To make them fight, all that is needed is to bring two males together and while facing each other, a sort of ritualistic dance occurs with opponents circling each other with the front legs/arms open up as if they are sizing each other up before taking any physical actions. After a brief moment, the fight begins with their front legs or arms (we thought it was their claws at the time) locking up against each other in a push and pull motion. The loser is the one that gives up and runs away. I have not come across fatalities during this fighting matches but I do see injuries being sustained when an arm seem to have gone missing after a while. Properly fed and kept, I had one champion that I manage to keep for more than a month, before it escape because I did not close the matchbox lid properly and I never had one that died on me due to old age most probably because they always managed to escape before that happen

Saturday, December 4, 2010

The Red Bug

Spotted this small attractive red bug flying around and it was kind enough to stop a while for me to take a few photos. I have not seen this type of insect before let us see what it is.
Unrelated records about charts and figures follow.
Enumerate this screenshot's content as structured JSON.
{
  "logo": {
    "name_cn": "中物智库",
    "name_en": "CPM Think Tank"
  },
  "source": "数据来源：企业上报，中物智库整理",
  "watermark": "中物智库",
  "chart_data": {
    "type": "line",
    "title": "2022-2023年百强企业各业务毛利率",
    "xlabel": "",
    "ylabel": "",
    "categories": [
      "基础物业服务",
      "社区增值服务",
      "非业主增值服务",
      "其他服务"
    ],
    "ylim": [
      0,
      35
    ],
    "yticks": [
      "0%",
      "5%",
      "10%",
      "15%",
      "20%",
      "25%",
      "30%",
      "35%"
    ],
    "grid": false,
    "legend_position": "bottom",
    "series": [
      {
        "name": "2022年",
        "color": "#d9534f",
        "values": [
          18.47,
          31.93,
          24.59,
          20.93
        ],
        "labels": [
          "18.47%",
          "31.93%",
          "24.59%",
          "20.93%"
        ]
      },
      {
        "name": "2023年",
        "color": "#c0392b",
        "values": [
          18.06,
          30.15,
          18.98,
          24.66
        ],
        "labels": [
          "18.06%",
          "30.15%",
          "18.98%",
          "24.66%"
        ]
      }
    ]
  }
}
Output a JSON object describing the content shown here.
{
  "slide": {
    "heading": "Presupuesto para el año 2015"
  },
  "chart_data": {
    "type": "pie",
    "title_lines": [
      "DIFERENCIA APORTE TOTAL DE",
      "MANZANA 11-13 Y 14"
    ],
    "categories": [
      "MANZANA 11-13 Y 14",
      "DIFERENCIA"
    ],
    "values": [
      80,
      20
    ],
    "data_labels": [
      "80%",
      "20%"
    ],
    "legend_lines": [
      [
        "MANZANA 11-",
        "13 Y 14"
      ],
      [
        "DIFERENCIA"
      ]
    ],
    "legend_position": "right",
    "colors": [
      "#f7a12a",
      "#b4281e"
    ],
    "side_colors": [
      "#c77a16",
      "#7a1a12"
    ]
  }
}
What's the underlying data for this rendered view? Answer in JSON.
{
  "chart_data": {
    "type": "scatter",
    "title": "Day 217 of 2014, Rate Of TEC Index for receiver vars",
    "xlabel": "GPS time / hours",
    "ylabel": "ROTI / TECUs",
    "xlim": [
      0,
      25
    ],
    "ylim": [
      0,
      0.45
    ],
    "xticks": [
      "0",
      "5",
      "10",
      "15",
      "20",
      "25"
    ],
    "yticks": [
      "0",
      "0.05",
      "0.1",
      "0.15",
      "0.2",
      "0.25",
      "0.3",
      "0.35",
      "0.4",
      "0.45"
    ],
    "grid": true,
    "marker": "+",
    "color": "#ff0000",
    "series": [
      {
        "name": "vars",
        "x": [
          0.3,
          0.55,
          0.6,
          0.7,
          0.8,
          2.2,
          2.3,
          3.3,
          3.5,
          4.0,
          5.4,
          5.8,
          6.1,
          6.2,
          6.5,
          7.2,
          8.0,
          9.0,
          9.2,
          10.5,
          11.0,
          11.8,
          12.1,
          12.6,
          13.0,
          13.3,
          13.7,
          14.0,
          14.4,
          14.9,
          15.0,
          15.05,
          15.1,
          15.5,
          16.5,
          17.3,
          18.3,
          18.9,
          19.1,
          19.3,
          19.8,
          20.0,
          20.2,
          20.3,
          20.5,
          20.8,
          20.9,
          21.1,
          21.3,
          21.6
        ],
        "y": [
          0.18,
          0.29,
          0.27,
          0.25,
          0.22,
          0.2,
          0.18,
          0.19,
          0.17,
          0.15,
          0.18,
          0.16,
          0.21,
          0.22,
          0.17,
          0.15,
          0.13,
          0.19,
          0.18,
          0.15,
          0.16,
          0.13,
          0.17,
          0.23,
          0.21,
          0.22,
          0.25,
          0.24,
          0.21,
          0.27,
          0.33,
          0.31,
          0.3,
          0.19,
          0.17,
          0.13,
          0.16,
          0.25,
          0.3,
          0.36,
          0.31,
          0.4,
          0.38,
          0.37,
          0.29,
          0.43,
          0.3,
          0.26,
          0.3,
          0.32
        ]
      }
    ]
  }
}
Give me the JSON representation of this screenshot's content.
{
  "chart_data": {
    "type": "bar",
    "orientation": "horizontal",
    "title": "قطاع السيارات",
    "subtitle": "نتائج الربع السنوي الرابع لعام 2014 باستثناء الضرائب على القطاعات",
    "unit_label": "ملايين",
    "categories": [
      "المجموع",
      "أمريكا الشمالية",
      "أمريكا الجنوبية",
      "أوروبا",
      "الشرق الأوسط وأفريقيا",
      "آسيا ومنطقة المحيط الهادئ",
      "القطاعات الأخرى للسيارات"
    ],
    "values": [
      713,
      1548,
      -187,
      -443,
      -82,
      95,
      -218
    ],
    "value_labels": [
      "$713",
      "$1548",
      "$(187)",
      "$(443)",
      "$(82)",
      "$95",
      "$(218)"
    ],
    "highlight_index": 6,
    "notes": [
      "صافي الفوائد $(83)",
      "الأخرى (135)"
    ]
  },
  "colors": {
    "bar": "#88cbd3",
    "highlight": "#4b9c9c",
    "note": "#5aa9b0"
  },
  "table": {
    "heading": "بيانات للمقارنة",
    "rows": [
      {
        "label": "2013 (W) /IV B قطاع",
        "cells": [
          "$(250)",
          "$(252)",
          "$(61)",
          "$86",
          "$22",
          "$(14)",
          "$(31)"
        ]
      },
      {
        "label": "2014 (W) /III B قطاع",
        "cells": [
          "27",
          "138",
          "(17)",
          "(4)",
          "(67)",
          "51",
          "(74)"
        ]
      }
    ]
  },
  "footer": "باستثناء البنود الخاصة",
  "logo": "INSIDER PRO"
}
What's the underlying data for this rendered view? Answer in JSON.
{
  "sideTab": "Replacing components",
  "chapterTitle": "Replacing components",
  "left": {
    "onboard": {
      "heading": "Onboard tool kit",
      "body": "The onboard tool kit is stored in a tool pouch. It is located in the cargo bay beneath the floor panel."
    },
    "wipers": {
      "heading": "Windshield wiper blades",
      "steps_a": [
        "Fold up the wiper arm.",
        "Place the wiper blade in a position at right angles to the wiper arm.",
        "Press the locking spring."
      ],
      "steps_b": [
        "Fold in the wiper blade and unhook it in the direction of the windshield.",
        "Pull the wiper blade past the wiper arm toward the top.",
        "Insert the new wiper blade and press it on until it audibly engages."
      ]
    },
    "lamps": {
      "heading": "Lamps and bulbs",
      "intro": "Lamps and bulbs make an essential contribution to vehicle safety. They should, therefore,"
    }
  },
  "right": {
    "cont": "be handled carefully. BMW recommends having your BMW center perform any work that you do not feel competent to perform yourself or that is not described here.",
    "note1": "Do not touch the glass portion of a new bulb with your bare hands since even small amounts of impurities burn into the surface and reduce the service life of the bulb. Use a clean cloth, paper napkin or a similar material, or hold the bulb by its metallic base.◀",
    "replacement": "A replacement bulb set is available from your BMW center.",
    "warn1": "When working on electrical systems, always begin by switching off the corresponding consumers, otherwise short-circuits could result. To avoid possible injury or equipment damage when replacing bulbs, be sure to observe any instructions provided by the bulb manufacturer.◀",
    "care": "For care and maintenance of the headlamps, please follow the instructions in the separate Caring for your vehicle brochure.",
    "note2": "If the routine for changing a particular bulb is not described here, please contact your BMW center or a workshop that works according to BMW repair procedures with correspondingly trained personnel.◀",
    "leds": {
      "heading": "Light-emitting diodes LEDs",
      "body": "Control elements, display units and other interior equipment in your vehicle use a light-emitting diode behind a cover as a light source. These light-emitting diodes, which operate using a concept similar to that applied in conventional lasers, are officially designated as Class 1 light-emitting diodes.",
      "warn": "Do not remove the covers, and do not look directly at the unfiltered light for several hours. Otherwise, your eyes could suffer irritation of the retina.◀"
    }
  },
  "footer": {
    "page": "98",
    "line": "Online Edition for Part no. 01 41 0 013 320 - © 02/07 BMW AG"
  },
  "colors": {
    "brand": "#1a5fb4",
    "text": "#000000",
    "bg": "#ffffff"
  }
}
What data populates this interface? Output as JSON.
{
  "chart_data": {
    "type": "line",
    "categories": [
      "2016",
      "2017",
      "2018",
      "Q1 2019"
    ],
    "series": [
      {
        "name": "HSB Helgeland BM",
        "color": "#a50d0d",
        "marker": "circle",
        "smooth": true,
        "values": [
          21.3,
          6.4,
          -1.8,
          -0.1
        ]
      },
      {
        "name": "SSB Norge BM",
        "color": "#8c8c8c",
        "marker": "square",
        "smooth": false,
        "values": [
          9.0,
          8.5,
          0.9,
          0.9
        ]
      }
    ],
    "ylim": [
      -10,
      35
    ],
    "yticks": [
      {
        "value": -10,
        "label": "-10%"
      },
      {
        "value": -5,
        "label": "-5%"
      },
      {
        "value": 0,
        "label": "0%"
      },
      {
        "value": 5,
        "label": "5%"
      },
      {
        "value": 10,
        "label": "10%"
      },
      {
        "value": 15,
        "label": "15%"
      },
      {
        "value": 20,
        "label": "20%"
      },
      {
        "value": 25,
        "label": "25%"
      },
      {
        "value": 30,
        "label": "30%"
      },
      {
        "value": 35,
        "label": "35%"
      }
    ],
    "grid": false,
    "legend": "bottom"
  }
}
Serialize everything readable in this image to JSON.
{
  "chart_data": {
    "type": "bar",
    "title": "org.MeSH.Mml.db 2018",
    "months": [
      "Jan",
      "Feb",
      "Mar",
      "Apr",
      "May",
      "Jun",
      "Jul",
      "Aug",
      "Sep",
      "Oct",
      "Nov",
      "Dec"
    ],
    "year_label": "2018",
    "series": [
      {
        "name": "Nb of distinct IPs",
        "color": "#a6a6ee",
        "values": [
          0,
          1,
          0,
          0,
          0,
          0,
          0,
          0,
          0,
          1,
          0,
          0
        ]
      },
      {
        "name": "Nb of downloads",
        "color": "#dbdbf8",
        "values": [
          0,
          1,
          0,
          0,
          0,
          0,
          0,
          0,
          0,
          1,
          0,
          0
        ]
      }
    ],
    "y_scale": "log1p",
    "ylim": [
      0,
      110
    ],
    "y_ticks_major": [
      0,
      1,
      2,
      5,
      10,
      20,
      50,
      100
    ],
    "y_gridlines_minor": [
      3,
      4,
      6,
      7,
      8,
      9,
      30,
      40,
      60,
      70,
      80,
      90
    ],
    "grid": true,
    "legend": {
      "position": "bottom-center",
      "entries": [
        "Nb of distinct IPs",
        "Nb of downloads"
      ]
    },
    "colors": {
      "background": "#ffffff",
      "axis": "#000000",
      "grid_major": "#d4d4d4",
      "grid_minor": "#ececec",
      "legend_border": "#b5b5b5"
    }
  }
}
From the photo it looks like it belongs to the family Pyrrhocoridae (order Heteroptera), described as a plant feeding insect oval in shape and brightly coloured with red. It has also been reported for this species, Dimorphism can occur, a condition in which two or more visibly different forms exist.

That could maybe explain why it was not possible for me to match this particular specimen with photo identification available of more common species. Colour and slight variation of shapes was observed when compared.

If I had identified it correctly, this species is also known as Fire Bug. The red bug is considered as a pest in the coton industries, if present in the cotton being harvested would cause stains during further processing of cotton.